It was with an element of surprise that James Storm debuted on NXT last Thursday in a show that will debut this Wednesday. Today we look at his signing and the continuing evolution of the NXT brand.
You don’t have to travel particularly far on this blog to realise that none of its writers are big fans of TNA.
We’ve tried, I certainly have, but I’ve just never bought into the promotion or saw it as anything other than a second, sometimes third, rate WWE. And when WWE can be as frustratingly poor, there’s very little to gain from watching an even poorer version.
That said, there is one superstar that was within the TNA ranks that I always enjoyed. Namely, James Storm.
A beer swilling superstar maybe isn’t the freshest of ideas but I enjoyed his shtick, the country music video was a tad cheesy but at least entertaining and with nearly two decade’s experience in the ring, he always looked very capable even when those around him didn’t.
It was therefore with a mixture of surprise and joy that I saw reported that James Storm debuted in a victorious effort on the recent NXT tapings.
The addition of this experienced hand shows the continued evolution of perhaps the most popular WWE brand.
NXT had started out as the WWE’s development league taking in indie workers to learn the ‘WWE style’ and to get former footballers ready for a new career in the ring. It’s yielded many positives results with some of the most popular current WWE superstars – from Seth Rollins to Xavier Woods – making the step up to the main roster via NXT.
Now, however, NXT has found itself as the destination for some of the most well known wrestling faces previously unaligned to the WWE. Whether it is Prince Devitt who made his name in Europe and Japan before becoming Finn Balor, Japanese stars Kana (Asuka) and KENTA (Hideo Itami), indie darling Kevin Steen (Kevin Owens), Uhaa Nation (Apollo Crews) or the TNA alumni Samoa Joe and James Storm, they have all made their first WWE stop with NXT.
Thanks in no small part to the WWE Network, NXT has become hugely popular with wrestling fans. A lot of this has to do with the simplicity of it’s offering. With more focus on in-ring work than on heel authority figures and length promos, NXT has told a simple and relatively old school story. And the fans have lapped it up.
A chance to see the next generation of talent compete without the pressures associated with performing weekly on Raw, has resulted in a stellar show on a weekly basis and the frequent specials have added even more buzz to NXT.
The additions of hot newcomers like Balor, Asuka and Crews undoubtedly grabbed the headlines but it is the signings of old hands like Joe, Storm and ECW & WWE alumni Rhyno that will help those they work with become the superstars the WWE needs them to become.
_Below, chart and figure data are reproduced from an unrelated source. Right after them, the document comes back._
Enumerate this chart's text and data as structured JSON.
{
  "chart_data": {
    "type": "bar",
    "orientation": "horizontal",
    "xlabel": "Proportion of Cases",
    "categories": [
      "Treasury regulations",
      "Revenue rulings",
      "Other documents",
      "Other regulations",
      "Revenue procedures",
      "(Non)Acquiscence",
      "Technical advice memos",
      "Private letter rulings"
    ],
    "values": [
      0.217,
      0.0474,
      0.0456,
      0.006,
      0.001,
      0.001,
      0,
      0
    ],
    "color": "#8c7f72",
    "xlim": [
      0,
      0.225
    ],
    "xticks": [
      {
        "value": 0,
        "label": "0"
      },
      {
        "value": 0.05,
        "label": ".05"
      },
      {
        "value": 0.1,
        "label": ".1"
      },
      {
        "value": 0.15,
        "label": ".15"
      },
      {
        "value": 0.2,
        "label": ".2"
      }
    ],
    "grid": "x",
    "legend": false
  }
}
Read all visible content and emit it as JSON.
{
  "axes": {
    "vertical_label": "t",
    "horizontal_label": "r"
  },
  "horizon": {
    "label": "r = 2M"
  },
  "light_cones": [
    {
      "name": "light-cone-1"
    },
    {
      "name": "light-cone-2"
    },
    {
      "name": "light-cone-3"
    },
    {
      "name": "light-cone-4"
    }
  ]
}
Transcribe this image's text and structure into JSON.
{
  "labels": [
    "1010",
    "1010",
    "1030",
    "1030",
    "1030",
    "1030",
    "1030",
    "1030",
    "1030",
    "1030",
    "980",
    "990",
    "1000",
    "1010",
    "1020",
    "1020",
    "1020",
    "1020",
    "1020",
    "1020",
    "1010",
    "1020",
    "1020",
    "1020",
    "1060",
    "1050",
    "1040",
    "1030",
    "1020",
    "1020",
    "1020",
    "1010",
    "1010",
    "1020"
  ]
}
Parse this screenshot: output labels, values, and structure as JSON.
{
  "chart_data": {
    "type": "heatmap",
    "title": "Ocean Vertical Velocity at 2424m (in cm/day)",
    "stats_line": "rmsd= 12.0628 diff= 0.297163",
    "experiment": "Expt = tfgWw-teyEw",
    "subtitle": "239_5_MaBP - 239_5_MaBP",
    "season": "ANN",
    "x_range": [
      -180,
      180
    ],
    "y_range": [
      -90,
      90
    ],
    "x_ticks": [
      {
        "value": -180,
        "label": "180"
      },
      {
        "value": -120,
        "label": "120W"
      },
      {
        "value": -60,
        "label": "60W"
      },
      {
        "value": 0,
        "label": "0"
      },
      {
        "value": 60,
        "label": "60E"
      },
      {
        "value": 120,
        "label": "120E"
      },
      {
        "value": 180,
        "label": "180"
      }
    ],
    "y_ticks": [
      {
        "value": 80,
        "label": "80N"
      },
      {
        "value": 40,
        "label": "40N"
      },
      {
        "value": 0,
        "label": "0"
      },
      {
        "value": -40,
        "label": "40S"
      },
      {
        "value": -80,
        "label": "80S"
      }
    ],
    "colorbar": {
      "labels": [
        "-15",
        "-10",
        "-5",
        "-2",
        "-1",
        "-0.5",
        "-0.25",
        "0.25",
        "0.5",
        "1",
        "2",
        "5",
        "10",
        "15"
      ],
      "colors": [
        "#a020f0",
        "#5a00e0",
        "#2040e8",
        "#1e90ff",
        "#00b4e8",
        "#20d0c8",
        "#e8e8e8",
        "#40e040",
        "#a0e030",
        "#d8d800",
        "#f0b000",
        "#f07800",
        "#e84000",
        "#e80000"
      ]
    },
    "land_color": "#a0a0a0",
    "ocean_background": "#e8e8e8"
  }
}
Take Storm, a former TNA world champion with two decade’s of experience in the ring, and have him working with the new and less experienced performers will be great for their development. It’s the best way for the new talent to hear stories from the world of wrestling while working with top quality superstars.
There is little doubt that the way Triple H has ran NXT gives us wrestling fans of a more old school mentality a great deal of hope for the future when he takes over the reigns of the main roster from his father-in-law Vince McMahon. You never know how it will pan out when Triple H gets control but everything so far indicates it should be different, it’s just about how different it is.
In the meantime, we get to see some of the brightest young talent and indie darlings compete in one place every Wednesday and I, for one, am grateful for that.